I used help from the rest of the media team to create a few promotional videos to play at the event. I booked out a studio where charity trustees spoke about their work with Refugee Hope and their emotions behind helping refugees. I overcome my public speaking fear when creating piece-to-cameras.


Week Three

I used my position as a Source Newspaper reporter to share an article about the upcoming event with Coventry University students. I also put up posters around the campus as part of the promotion strategy. The charity has ordered wristbands and tickets that will be given to those wanting to attend the event.

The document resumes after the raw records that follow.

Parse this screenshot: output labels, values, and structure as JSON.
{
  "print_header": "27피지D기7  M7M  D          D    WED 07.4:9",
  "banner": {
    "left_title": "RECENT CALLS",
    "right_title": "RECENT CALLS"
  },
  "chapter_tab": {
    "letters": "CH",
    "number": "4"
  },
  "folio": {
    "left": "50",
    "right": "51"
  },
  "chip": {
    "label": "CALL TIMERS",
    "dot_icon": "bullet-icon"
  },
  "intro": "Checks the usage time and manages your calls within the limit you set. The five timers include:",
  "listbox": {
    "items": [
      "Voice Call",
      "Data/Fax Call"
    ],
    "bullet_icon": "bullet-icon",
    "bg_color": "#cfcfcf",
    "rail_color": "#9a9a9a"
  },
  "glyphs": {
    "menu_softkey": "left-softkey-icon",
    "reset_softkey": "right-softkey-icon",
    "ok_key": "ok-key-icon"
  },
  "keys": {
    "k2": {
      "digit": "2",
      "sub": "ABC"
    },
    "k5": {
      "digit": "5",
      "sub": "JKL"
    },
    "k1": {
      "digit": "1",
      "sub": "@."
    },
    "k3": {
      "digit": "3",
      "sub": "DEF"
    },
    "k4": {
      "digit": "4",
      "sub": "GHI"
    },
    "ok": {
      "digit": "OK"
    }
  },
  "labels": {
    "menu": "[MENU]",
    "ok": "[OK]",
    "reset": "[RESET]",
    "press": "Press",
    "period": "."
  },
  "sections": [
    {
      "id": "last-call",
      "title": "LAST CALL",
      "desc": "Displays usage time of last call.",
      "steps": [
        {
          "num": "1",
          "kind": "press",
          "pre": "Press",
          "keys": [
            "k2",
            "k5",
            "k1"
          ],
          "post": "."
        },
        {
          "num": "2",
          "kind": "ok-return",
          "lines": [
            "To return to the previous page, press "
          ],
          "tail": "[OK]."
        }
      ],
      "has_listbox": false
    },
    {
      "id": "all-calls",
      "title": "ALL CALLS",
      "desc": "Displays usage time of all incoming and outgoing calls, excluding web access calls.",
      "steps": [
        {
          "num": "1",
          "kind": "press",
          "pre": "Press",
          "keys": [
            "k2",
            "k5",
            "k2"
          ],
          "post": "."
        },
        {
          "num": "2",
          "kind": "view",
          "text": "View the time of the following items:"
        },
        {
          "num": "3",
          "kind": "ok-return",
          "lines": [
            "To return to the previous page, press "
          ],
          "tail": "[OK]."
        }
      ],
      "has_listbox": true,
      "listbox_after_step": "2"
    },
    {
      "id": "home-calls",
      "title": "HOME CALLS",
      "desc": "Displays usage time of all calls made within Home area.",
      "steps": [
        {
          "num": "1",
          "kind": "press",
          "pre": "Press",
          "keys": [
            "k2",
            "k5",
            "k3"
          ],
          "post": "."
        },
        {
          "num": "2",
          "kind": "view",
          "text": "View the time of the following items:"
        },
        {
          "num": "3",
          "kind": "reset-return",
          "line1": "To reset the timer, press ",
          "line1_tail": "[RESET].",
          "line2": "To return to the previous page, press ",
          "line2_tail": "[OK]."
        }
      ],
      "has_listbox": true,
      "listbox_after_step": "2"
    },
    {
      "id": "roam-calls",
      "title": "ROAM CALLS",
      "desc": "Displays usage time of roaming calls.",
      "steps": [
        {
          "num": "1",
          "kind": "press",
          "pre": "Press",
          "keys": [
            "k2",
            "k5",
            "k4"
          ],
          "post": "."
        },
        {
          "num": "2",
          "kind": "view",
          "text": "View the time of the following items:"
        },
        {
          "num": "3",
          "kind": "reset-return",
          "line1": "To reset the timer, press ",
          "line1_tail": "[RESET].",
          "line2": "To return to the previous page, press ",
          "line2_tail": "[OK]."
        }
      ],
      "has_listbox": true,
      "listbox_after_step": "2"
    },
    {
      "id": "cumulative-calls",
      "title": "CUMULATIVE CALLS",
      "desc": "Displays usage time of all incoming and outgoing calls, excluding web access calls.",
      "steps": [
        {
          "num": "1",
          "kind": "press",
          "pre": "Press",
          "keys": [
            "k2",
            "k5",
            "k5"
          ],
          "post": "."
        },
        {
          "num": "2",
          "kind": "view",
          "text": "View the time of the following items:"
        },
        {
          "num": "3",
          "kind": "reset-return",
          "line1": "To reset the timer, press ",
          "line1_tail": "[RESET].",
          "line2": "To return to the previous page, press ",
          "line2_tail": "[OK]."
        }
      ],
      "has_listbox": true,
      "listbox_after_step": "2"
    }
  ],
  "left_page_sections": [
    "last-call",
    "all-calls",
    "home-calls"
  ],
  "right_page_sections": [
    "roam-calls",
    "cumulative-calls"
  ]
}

I also got in touch with Pearl & Everett, a Brand Management and Design Consultancy company who agreed to create a logo free of charge for the charity. Originally, we planned to create a logo before creating any official social networking pages. We should’ve organised to create the logo before we created posters or even began promotion. This took them 2-3 days that was amazing because we were in need of an official logo for the charity. This was then added to all the social media pages and the posters. I also invited my friend’s list on Facebook to the event – we created an event page on Facebook so people could order their tickets online.


Week Four

I organised to interview the founder of Refugee Hope, Matthew Lyle for iCov Today – Coventry University’s Journalism News. The interview focused on the background of Refugee Hope and their ideas for the future. I shared this on Vimeo, on WordPress, Facebook and on iCov. The interview was filmed outside The Hub because Matt is a Coventry University student. I used the incorrect angle which I regret now. It should’ve been a middle shot plus a few close ups rather than myself and the interviewee in the frame.

Week Five

It was the week of the launch. I printed posters and leaflets for other team members to hand out. I attended the event early to help set up – professionals attended before other guests so we played promotional videos targeted towards businesses. I spend most the evening speaking to guests and sharing my stories about Jordan. It was great to begin networking and it was really nice to see the reaction after people watched our promo videos for the first time.

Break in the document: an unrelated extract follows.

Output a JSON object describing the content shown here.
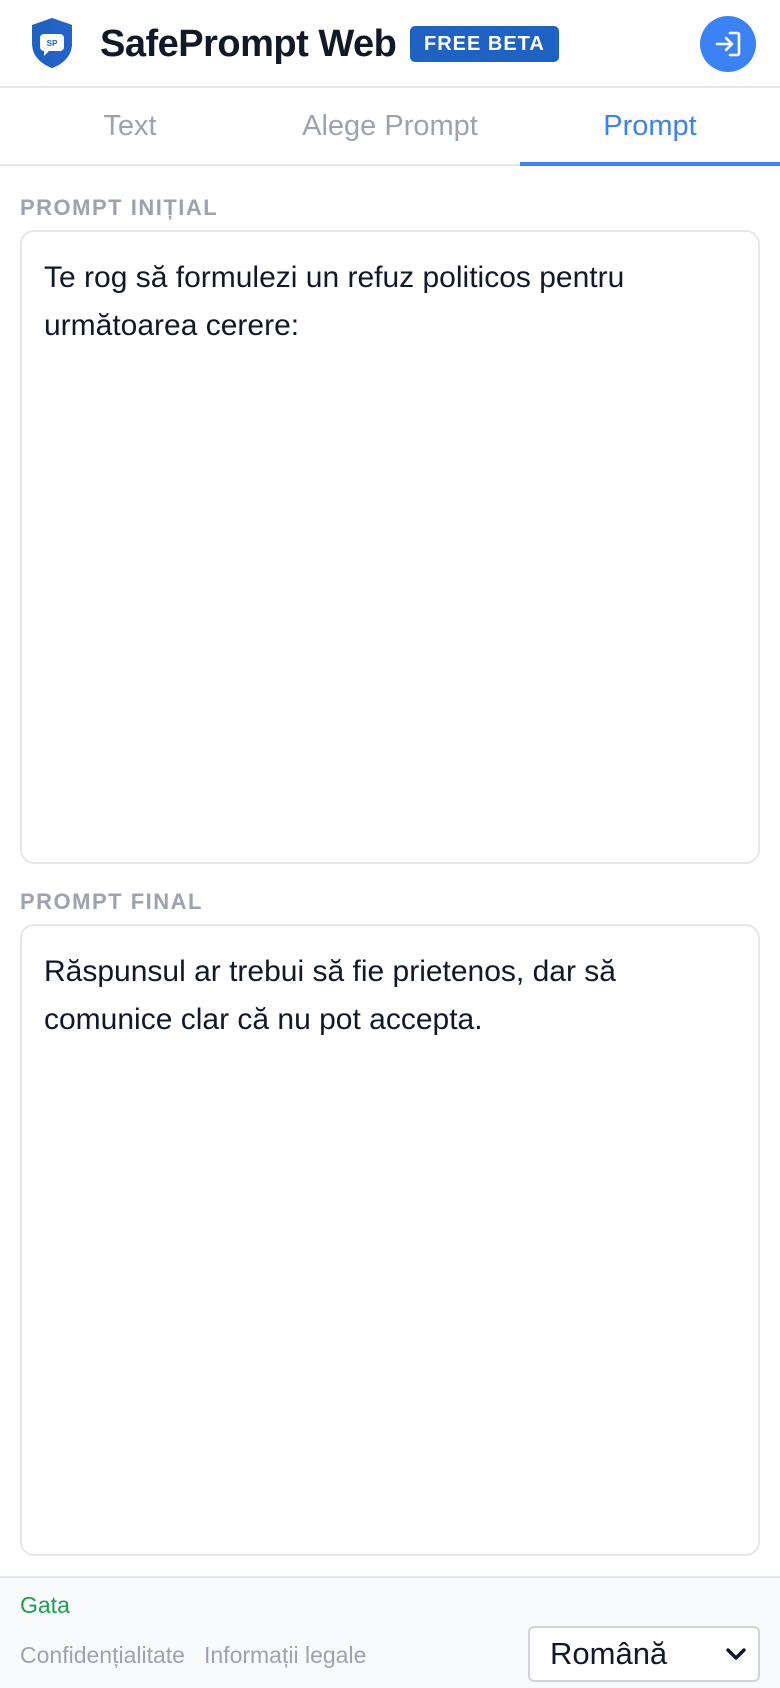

We then greeted other guests – mainly students who had come to see the band, The Wet Bandits, perform. Matt introduced the charity and the purpose of the event and the band performed songs. I interviewed The Wet Bandits to drive promotion from their fans and also because they performed for free – it was great exposure.

Week Six

Refugee Hope held a stall at The Hub during Volunteering Week. I sat at the stall and encouraged students to volunteer and sign up for membership. Students were also donating items such as clothing/tinned food to be taken when Refugee Hope travel to Jordan again. I spoke to anyone interested and explained the different roles available to them – I was interacting with so many people within the couple of hours and it was nice to know people already knew of Refugee Hope – proving the promotion was successful.